Abstract

Hormone replacement therapy (HRT) has been shown to be beneficial in reducing osteoporosis and alleviating climacteric symptoms. HRT has been suggested to reduce the risk for coronary heart disease (CHD), but data are controversial. Unopposed estradiol therapy seems to have a favourable effect on lipid profile and glucose tolerance whereas addition of a progestogen may attenuate these favourable metabolic changes. Data on HRT in women with diabetes mellitus are scarce but of potential interest since these women are often characterised by hyperandrogenicity, insulin resistance and dyslipidaemia and are at a high risk for developing CHD. Present evidence suggests that short term unopposed oral estradiol therapy has a beneficial effect on glucose homeostasis, lipid profile and fibrinolytic activity, which may be compatible with a reduced risk for CHD. Accordingly, it may be hypothesised that HRT in women with diabetes mellitus may be at least as beneficial as in women without diabetes mellitus.
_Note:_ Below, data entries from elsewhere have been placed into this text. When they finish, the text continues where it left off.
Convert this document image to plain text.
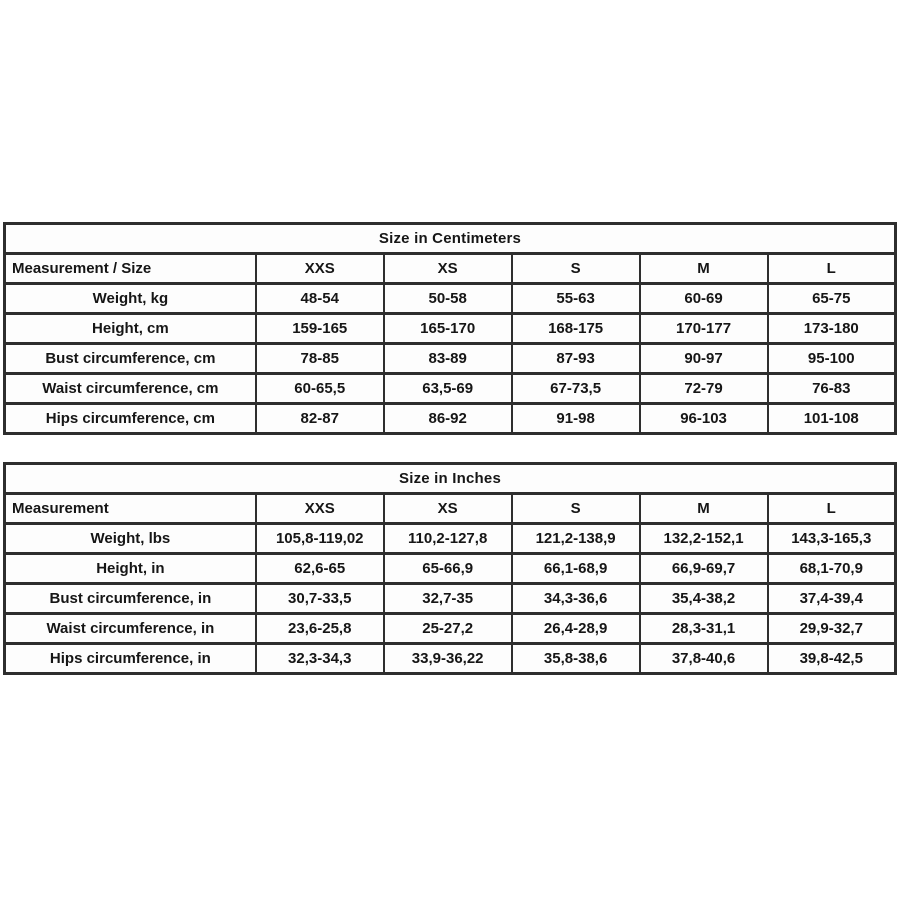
Size in Centimeters					
Measurement / Size	XXS	XS	S	M	L
Weight, kg	48-54	50-58	55-63	60-69	65-75
Height, cm	159-165	165-170	168-175	170-177	173-180
Bust circumference, cm	78-85	83-89	87-93	90-97	95-100
Waist circumference, cm	60-65,5	63,5-69	67-73,5	72-79	76-83
Hips circumference, cm	82-87	86-92	91-98	96-103	101-108
Size in Inches					
Measurement	XXS	XS	S	M	L
Weight, lbs	105,8-119,02	110,2-127,8	121,2-138,9	132,2-152,1	143,3-165,3
Height, in	62,6-65	65-66,9	66,1-68,9	66,9-69,7	68,1-70,9
Bust circumference, in	30,7-33,5	32,7-35	34,3-36,6	35,4-38,2	37,4-39,4
Waist circumference, in	23,6-25,8	25-27,2	26,4-28,9	28,3-31,1	29,9-32,7
Hips circumference, in	32,3-34,3	33,9-36,22	35,8-38,6	37,8-40,6	39,8-42,5
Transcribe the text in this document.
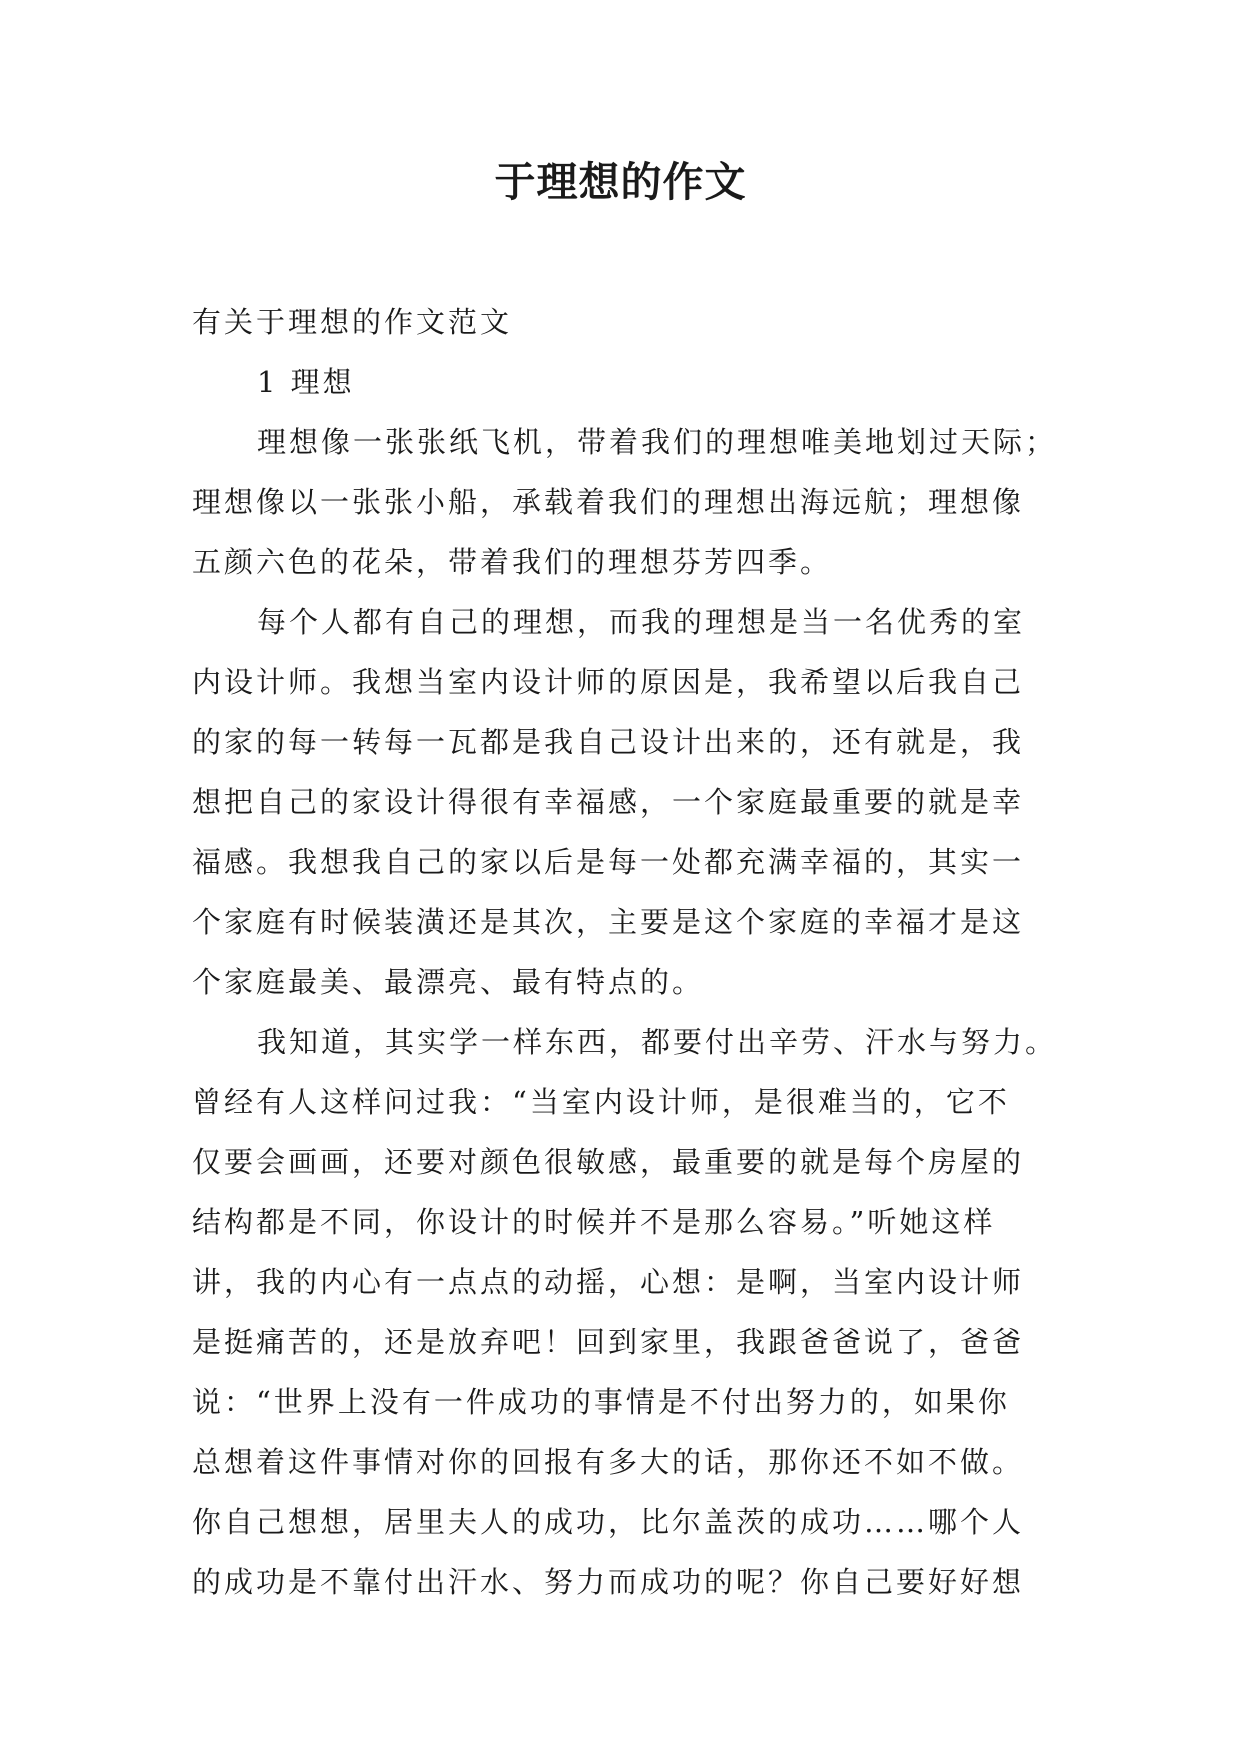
于理想的作文
有关于理想的作文范文
1 理想
理想像一张张纸飞机，带着我们的理想唯美地划过天际；
理想像以一张张小船，承载着我们的理想出海远航；理想像
五颜六色的花朵，带着我们的理想芬芳四季。
每个人都有自己的理想，而我的理想是当一名优秀的室
内设计师。我想当室内设计师的原因是，我希望以后我自己
的家的每一转每一瓦都是我自己设计出来的，还有就是，我
想把自己的家设计得很有幸福感，一个家庭最重要的就是幸
福感。我想我自己的家以后是每一处都充满幸福的，其实一
个家庭有时候装潢还是其次，主要是这个家庭的幸福才是这
个家庭最美、最漂亮、最有特点的。
我知道，其实学一样东西，都要付出辛劳、汗水与努力。
曾经有人这样问过我：“当室内设计师，是很难当的，它不
仅要会画画，还要对颜色很敏感，最重要的就是每个房屋的
结构都是不同，你设计的时候并不是那么容易。”听她这样
讲，我的内心有一点点的动摇，心想：是啊，当室内设计师
是挺痛苦的，还是放弃吧！回到家里，我跟爸爸说了，爸爸
说：“世界上没有一件成功的事情是不付出努力的，如果你
总想着这件事情对你的回报有多大的话，那你还不如不做。
你自己想想，居里夫人的成功，比尔盖茨的成功……哪个人
的成功是不靠付出汗水、努力而成功的呢？你自己要好好想
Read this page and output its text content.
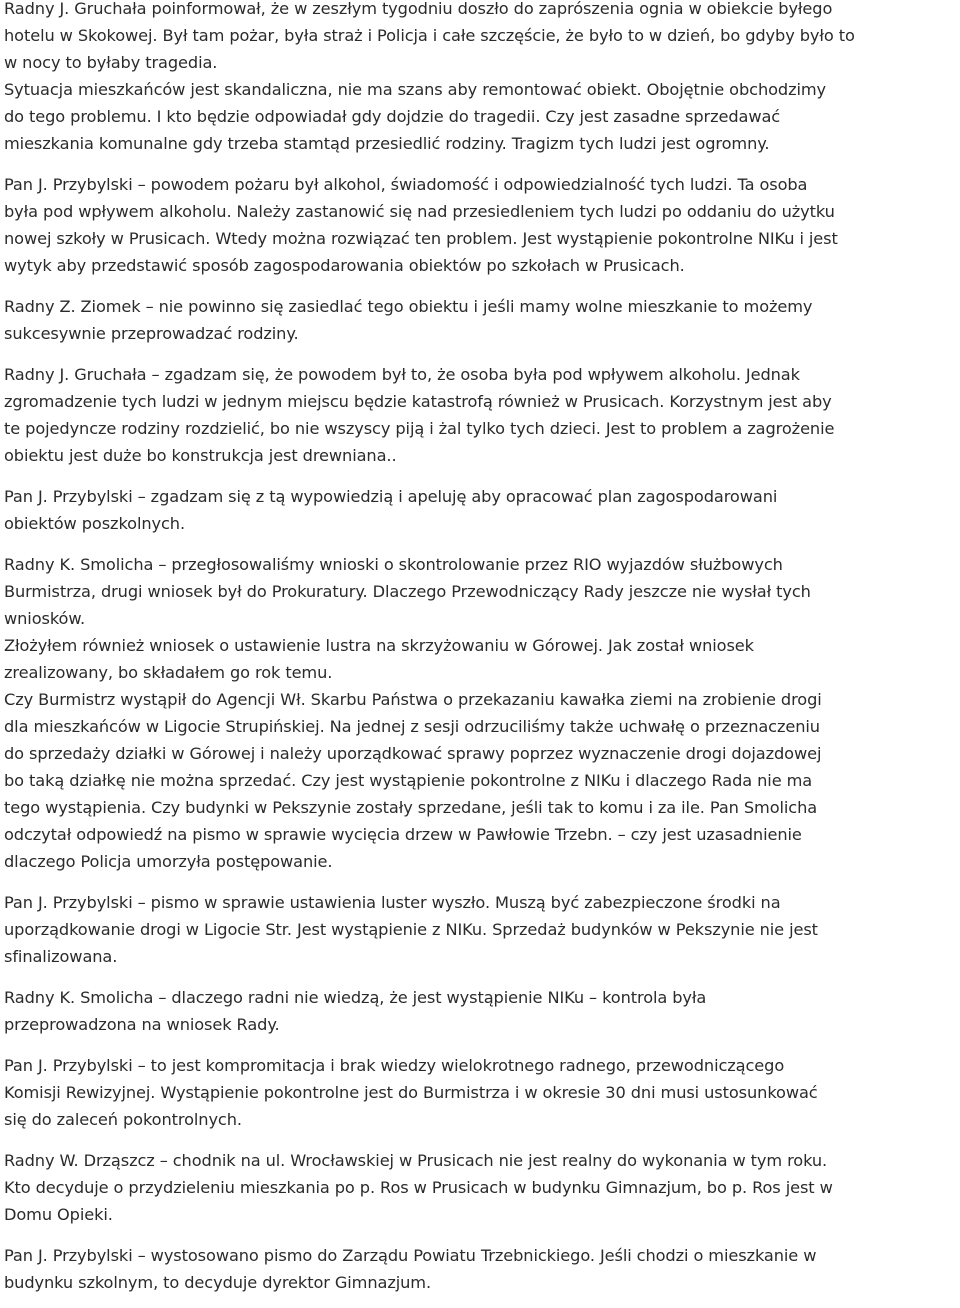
Radny J. Gruchała poinformował, że w zeszłym tygodniu doszło do zaprószenia ognia w obiekcie byłego
hotelu w Skokowej. Był tam pożar, była straż i Policja i całe szczęście, że było to w dzień, bo gdyby było to
w nocy to byłaby tragedia.
Sytuacja mieszkańców jest skandaliczna, nie ma szans aby remontować obiekt. Obojętnie obchodzimy
do tego problemu. I kto będzie odpowiadał gdy dojdzie do tragedii. Czy jest zasadne sprzedawać
mieszkania komunalne gdy trzeba stamtąd przesiedlić rodziny. Tragizm tych ludzi jest ogromny.

Pan J. Przybylski – powodem pożaru był alkohol, świadomość i odpowiedzialność tych ludzi. Ta osoba
była pod wpływem alkoholu. Należy zastanowić się nad przesiedleniem tych ludzi po oddaniu do użytku
nowej szkoły w Prusicach. Wtedy można rozwiązać ten problem. Jest wystąpienie pokontrolne NIKu i jest
wytyk aby przedstawić sposób zagospodarowania obiektów po szkołach w Prusicach.

Radny Z. Ziomek – nie powinno się zasiedlać tego obiektu i jeśli mamy wolne mieszkanie to możemy
sukcesywnie przeprowadzać rodziny.

Radny J. Gruchała – zgadzam się, że powodem był to, że osoba była pod wpływem alkoholu. Jednak
zgromadzenie tych ludzi w jednym miejscu będzie katastrofą również w Prusicach. Korzystnym jest aby
te pojedyncze rodziny rozdzielić, bo nie wszyscy piją i żal tylko tych dzieci. Jest to problem a zagrożenie
obiektu jest duże bo konstrukcja jest drewniana..

Pan J. Przybylski – zgadzam się z tą wypowiedzią i apeluję aby opracować plan zagospodarowani
obiektów poszkolnych.

Radny K. Smolicha – przegłosowaliśmy wnioski o skontrolowanie przez RIO wyjazdów służbowych
Burmistrza, drugi wniosek był do Prokuratury. Dlaczego Przewodniczący Rady jeszcze nie wysłał tych
wniosków.
Złożyłem również wniosek o ustawienie lustra na skrzyżowaniu w Górowej. Jak został wniosek
zrealizowany, bo składałem go rok temu.
Czy Burmistrz wystąpił do Agencji Wł. Skarbu Państwa o przekazaniu kawałka ziemi na zrobienie drogi
dla mieszkańców w Ligocie Strupińskiej. Na jednej z sesji odrzuciliśmy także uchwałę o przeznaczeniu
do sprzedaży działki w Górowej i należy uporządkować sprawy poprzez wyznaczenie drogi dojazdowej
bo taką działkę nie można sprzedać. Czy jest wystąpienie pokontrolne z NIKu i dlaczego Rada nie ma
tego wystąpienia. Czy budynki w Pekszynie zostały sprzedane, jeśli tak to komu i za ile. Pan Smolicha
odczytał odpowiedź na pismo w sprawie wycięcia drzew w Pawłowie Trzebn. – czy jest uzasadnienie
dlaczego Policja umorzyła postępowanie.

Pan J. Przybylski – pismo w sprawie ustawienia luster wyszło. Muszą być zabezpieczone środki na
uporządkowanie drogi w Ligocie Str. Jest wystąpienie z NIKu. Sprzedaż budynków w Pekszynie nie jest
sfinalizowana.

Radny K. Smolicha – dlaczego radni nie wiedzą, że jest wystąpienie NIKu – kontrola była
przeprowadzona na wniosek Rady.

Pan J. Przybylski – to jest kompromitacja i brak wiedzy wielokrotnego radnego, przewodniczącego
Komisji Rewizyjnej. Wystąpienie pokontrolne jest do Burmistrza i w okresie 30 dni musi ustosunkować
się do zaleceń pokontrolnych.

Radny W. Drząszcz – chodnik na ul. Wrocławskiej w Prusicach nie jest realny do wykonania w tym roku.
Kto decyduje o przydzieleniu mieszkania po p. Ros w Prusicach w budynku Gimnazjum, bo p. Ros jest w
Domu Opieki.

Pan J. Przybylski – wystosowano pismo do Zarządu Powiatu Trzebnickiego. Jeśli chodzi o mieszkanie w
budynku szkolnym, to decyduje dyrektor Gimnazjum.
However, women with diabetes mellitus are at increased underlying risk for venous thromboembolism and endometrial cancer. Whether HRT further increases this risk is not yet clear, but this possibility must be considered. It is, however, likely that the benefits with HRT in postmenopausal women with diabetes mellitus outweigh the risks, but randomised studies are required before any more definite risk-benefit assessment can be made long term.